SonoSite is happy to boast that the system, which was designed with the military in mind, is so durable that you can drop it and it will still work, unlike some larger but yet more delicate systems on the market. Their confidence in the system's durability has provoked them to offer a warranty instead of a service plan.
"The amount of failure in the system is minimal. So, we're coming out with a five year warranty and reducing the need for companies to pay for service contracts which is a big cost. Customers pay 10 percent a year on service contracts, which is 10 percent of the original service price. We're taking that cost off the table," said Goodwin.

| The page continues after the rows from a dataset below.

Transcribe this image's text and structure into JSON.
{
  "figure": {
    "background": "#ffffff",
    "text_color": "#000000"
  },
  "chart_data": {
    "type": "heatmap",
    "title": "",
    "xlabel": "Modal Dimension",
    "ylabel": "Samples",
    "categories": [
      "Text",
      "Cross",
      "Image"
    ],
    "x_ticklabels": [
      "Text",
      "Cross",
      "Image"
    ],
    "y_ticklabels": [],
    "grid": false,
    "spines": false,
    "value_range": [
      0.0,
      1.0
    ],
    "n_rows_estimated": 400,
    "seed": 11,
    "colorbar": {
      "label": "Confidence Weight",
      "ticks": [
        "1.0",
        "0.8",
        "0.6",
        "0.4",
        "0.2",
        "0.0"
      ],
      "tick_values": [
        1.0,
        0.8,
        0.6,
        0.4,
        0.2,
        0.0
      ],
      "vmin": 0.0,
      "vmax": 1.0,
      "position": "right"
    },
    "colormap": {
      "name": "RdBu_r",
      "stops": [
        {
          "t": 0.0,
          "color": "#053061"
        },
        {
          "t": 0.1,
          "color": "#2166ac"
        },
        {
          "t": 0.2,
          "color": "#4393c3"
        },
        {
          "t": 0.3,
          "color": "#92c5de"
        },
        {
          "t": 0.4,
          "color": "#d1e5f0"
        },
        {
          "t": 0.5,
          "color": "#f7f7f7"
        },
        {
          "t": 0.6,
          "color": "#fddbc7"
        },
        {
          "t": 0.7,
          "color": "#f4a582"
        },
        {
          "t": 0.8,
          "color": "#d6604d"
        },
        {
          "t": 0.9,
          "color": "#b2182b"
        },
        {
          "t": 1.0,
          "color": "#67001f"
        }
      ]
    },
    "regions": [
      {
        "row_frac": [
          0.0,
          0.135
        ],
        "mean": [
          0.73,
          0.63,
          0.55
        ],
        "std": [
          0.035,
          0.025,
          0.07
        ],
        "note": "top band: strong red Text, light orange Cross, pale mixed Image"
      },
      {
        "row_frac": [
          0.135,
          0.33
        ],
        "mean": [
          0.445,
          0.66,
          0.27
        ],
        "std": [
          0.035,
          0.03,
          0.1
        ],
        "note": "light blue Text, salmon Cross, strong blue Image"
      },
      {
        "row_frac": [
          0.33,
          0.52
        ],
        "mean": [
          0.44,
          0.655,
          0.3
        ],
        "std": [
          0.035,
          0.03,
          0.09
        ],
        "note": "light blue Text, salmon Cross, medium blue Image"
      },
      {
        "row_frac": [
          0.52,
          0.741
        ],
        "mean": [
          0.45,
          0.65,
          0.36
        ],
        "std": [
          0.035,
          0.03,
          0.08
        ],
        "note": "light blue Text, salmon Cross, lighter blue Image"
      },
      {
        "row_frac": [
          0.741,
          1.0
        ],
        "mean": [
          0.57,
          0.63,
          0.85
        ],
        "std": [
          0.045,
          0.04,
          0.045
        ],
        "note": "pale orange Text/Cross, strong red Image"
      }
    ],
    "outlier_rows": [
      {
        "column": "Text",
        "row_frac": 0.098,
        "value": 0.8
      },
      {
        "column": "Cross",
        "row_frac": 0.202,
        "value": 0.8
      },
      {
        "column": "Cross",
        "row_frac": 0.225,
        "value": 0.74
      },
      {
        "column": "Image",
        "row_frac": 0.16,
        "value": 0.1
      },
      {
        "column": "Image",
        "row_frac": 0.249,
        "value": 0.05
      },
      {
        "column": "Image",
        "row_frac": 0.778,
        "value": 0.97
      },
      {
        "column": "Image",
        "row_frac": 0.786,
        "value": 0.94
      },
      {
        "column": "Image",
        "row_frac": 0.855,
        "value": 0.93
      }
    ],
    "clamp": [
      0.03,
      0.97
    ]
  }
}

Portable ultrasound systems are also increasing the areas in which ultrasound is used, such as emergency medicine, anesthesiology, as well as general and specialized surgery, SonoSite said.
One physician who has used the MicroMaxx in the field, Pat Whitworth, MD, director of the Nashville Breast Center, said that "it's a huge advantage to have this type of device in the office during exams, or even during procedures, instead of having to coordinate with a radiology department" at a later time.
Whitworth said that in his experience this portable device also has an extremely high quality of image that has usually only been associated with the larger ultrasound systems, and wasn't available in earlier portable models.
Some of the technical features of MicroMaxx include SonoSite's proprietary Chip Fusion technology, which has achieved integration of multiple ultrasound functions onto a single ASIC and contributed to the size and high-resolution performance. Additional technical features include a 128-channel beamformer, the front end of an ultrasound system, which is integrated into four postage stamp-sized ASIC chips, and battery operation for up to four hours, SonoSite said.
The new broadband digital beamformer supports extended bandwidth transducers for scanning in a wide range of clinical applications. The transducers being introduced with the MicroMaxx system include:
- the HFL 38 /13-6 transducer for breast, small parts, vascular, IMT and nerve imaging;
- the P17/5-1 transducer for abdominal, cardiac and obstetrical scanning;
- the C60e/5-2 transducer for abdominal, obstetrical and gynecological scanning; and
- the TEE/8-3 transducer for transesophageal echocardiography scanning.
The MicroMaxx system also offers the option of embedded SonoCalc IMT software designed for early detection and management of cardiovascular disease.